Kepalaku menggeleng-geleng, senyum malu aku pamerkan pada Adiba yang aku yakin, pasti aslinya dia geli.
"Kan, ya udah sih, tanpa aku paksa pun besok-besok kamu pasti juga bakal kasih tahu."
Lagi, mataku dengan susah diaturnya melirik ke samping, tempat di mana tadi aku melihat Barak dan kini dia berjalan masuk kembali ke aula.
Bibir dalam aku gigit sedikit kuat untuk menahan senyum.
"Kamu masih mau di sini atau ikut?"
"Ke mana?"
"Ya bantu siapin prasmanan, pengajiannya udah hampir selesai gitu."
Aslinya aku malas, tapi karena tidak tahu harus apa, jadi mengekor saja ke mana pun Adiba pergi. Memang ya, anak, menantu, serta cucu Almarhumah Mbah Puteri itu pada aktif-aktif banget, seperti tidak punya lelah dan aku adalah satu-satunya yang tidak masuk golongan.
Aku termasuk pemalas, klemar-klemer, lelet, belum lagi prinsip yang selama ini ku pegang teguh, yaitu: kalau ada yang lain kenapa harus aku?
Dengan langkah ogah-ogahan, aku menarik-narik kecil pucuk kerudung Adiba dari belakang.
"Eh, Dib!"
"Apa lagi?"
"Kamu nggak mau cerita soal Mas Altair?"
Langkah Adiba terhenti, tapi milikku tidak hingga akhirnya kami bisa sejajar dan berjalan seiringan.
Dari tadi aku merasa ganjal karena ada hal yang ingin aku tanyakan dan aku melupakannya, tapi akhirnya sekarang teringat. Aku ingin menanyakan perihal Altair.
Pria yang sejak beberapa bulan lalu menanyakan Adiba namun belum juga diberi jawaban. Kami mengenalnya sebagai putra bungsu pengasuh pesantren dari Jawa Timur yang tersohor, Kyai Ahmad Zainal.
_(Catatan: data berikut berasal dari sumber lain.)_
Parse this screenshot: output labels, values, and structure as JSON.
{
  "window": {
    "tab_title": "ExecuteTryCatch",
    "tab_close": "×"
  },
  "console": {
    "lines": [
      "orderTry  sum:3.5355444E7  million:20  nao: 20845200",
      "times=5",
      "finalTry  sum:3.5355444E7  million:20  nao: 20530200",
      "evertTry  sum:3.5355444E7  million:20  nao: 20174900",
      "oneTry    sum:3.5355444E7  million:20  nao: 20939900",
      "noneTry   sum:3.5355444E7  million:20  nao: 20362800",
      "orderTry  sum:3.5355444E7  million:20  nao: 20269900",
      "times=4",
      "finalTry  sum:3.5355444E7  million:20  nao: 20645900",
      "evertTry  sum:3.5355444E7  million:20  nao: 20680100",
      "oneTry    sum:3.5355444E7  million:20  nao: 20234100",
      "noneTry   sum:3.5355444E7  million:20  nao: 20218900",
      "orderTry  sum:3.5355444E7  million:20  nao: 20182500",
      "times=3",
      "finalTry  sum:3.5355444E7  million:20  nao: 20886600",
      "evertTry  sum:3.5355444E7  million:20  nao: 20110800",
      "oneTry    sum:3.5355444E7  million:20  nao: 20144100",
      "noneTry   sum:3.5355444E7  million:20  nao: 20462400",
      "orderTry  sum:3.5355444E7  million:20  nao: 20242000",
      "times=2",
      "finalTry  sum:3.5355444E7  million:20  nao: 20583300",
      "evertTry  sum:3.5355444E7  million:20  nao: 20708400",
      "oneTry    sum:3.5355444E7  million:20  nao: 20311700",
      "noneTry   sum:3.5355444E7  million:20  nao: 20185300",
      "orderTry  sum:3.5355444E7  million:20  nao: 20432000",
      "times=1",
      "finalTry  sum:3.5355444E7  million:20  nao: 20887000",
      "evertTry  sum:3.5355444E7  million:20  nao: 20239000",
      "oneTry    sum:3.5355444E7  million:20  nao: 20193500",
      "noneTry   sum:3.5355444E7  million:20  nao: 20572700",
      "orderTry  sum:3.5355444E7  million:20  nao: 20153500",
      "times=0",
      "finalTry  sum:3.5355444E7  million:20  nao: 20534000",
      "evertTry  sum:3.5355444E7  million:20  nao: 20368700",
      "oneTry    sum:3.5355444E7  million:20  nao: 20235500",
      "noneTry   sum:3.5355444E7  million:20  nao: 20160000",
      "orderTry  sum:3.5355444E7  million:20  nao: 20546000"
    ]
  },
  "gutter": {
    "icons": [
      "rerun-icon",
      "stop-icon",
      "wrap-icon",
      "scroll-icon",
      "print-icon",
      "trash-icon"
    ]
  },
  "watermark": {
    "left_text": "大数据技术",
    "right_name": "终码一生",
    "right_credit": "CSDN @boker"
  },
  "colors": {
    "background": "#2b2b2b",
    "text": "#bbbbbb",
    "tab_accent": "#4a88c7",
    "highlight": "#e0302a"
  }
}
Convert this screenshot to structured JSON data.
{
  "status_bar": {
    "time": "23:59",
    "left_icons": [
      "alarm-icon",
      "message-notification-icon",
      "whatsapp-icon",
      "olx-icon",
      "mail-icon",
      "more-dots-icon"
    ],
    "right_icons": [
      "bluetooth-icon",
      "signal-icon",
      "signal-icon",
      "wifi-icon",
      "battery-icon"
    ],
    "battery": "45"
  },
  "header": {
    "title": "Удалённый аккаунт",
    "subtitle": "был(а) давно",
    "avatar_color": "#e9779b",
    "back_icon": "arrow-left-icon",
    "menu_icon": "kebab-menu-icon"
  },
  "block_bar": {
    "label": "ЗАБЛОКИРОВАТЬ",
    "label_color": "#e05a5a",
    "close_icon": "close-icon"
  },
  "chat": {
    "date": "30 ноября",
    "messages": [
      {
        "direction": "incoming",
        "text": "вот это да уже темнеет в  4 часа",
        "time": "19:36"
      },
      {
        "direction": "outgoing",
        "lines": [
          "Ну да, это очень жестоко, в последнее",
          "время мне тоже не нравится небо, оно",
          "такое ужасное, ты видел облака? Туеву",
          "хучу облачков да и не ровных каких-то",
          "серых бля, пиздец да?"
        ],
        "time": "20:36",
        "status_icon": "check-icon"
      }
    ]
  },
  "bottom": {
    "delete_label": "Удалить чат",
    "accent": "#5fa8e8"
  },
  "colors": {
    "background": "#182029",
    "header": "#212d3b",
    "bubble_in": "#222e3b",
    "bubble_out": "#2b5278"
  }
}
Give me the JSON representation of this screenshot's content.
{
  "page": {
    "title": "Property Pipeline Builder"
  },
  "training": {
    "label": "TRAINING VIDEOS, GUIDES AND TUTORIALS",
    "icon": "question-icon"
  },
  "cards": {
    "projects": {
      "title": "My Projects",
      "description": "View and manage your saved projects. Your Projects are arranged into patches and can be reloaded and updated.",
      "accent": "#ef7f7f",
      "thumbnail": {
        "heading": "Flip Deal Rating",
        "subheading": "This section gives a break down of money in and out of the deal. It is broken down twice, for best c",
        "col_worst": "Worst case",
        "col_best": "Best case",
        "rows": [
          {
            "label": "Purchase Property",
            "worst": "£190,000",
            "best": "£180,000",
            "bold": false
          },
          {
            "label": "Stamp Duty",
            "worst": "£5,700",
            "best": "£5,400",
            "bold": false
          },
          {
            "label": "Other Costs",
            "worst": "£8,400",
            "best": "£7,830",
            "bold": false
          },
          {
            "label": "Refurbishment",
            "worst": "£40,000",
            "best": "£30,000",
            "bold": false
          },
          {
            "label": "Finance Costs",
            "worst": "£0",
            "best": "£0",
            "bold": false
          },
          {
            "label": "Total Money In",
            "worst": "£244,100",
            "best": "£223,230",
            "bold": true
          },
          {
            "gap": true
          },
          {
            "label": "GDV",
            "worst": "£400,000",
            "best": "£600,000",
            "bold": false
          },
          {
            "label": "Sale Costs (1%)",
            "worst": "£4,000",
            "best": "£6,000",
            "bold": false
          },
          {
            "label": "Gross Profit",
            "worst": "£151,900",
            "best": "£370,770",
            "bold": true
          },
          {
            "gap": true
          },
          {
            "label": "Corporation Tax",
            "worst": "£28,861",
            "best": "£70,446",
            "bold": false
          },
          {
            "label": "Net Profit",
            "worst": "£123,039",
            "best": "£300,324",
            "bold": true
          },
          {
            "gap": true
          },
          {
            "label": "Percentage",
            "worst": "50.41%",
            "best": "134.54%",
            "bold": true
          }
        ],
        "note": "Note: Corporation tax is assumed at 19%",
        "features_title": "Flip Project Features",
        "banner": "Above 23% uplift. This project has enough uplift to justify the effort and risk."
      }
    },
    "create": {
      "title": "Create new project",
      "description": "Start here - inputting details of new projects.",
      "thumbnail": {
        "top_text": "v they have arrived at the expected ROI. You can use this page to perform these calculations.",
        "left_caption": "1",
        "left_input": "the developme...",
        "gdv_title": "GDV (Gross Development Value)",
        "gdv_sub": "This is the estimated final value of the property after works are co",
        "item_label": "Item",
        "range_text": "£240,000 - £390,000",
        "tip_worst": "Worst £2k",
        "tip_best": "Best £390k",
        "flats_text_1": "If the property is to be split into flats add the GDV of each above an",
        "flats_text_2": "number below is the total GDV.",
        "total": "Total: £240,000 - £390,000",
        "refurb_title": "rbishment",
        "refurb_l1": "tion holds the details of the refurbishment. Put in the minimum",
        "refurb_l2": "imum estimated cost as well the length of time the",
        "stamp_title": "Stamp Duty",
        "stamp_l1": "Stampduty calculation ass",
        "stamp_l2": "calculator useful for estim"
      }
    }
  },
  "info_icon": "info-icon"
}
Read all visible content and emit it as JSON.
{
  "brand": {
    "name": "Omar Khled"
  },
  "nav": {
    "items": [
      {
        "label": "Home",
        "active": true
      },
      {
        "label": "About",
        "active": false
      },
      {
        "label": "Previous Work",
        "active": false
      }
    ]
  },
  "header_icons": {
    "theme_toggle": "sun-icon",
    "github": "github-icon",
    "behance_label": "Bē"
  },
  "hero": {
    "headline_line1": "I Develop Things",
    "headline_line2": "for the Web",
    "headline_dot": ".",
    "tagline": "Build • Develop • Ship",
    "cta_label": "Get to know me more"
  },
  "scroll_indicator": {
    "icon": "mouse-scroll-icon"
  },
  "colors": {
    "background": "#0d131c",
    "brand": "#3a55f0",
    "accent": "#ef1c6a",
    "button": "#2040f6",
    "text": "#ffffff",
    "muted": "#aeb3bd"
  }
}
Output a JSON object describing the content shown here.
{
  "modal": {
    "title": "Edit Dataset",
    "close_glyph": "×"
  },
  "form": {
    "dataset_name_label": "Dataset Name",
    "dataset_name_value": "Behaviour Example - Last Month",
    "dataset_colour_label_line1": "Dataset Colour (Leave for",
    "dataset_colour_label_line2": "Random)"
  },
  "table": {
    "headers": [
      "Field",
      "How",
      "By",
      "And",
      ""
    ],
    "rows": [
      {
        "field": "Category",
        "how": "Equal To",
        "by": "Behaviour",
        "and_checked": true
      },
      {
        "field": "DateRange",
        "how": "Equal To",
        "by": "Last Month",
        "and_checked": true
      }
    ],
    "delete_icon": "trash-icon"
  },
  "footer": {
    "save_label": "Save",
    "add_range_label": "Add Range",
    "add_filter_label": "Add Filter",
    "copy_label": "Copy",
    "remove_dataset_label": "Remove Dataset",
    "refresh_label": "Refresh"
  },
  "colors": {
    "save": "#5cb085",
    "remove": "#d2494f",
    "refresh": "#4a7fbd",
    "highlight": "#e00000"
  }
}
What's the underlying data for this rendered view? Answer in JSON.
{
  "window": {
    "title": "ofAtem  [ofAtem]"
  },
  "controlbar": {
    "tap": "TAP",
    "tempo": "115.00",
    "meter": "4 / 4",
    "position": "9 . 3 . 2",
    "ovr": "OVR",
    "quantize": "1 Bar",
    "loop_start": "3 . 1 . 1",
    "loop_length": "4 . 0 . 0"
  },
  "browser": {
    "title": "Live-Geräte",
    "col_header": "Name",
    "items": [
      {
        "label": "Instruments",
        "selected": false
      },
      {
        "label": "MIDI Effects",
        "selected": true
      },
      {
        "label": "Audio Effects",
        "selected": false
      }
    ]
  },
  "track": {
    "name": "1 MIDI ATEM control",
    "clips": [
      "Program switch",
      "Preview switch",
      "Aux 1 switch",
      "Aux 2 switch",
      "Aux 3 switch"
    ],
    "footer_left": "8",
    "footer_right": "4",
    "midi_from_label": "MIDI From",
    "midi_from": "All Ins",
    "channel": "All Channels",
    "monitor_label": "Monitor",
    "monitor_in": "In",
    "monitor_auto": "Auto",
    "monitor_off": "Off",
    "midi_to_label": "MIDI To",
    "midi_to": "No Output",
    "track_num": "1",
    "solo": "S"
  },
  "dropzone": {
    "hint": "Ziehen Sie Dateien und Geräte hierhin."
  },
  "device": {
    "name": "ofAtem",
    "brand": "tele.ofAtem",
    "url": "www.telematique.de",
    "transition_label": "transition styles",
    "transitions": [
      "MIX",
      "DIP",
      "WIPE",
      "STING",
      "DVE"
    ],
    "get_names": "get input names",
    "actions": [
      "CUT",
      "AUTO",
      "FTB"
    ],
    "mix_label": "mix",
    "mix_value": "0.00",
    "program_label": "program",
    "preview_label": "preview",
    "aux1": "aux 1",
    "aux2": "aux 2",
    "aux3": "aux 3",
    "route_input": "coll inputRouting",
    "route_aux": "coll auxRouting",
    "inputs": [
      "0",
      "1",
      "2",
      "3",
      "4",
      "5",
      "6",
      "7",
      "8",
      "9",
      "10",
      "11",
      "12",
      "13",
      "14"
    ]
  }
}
Anak priyayi, putra mahkota. Altair juga terkenal sebagai tokoh yang aktif menyuarakan isu-isu sosial, beliau sangat pantas mendapat titel tokoh masyarakat di usianya yang semuda itu. Cerdas, masyhur, bibit bebet bobot jelas tidak bisa disepelekan.
Adiba yang lembut dan lebih senang menjadi pahlawan di belakang layar seperti teramat melengkapinya.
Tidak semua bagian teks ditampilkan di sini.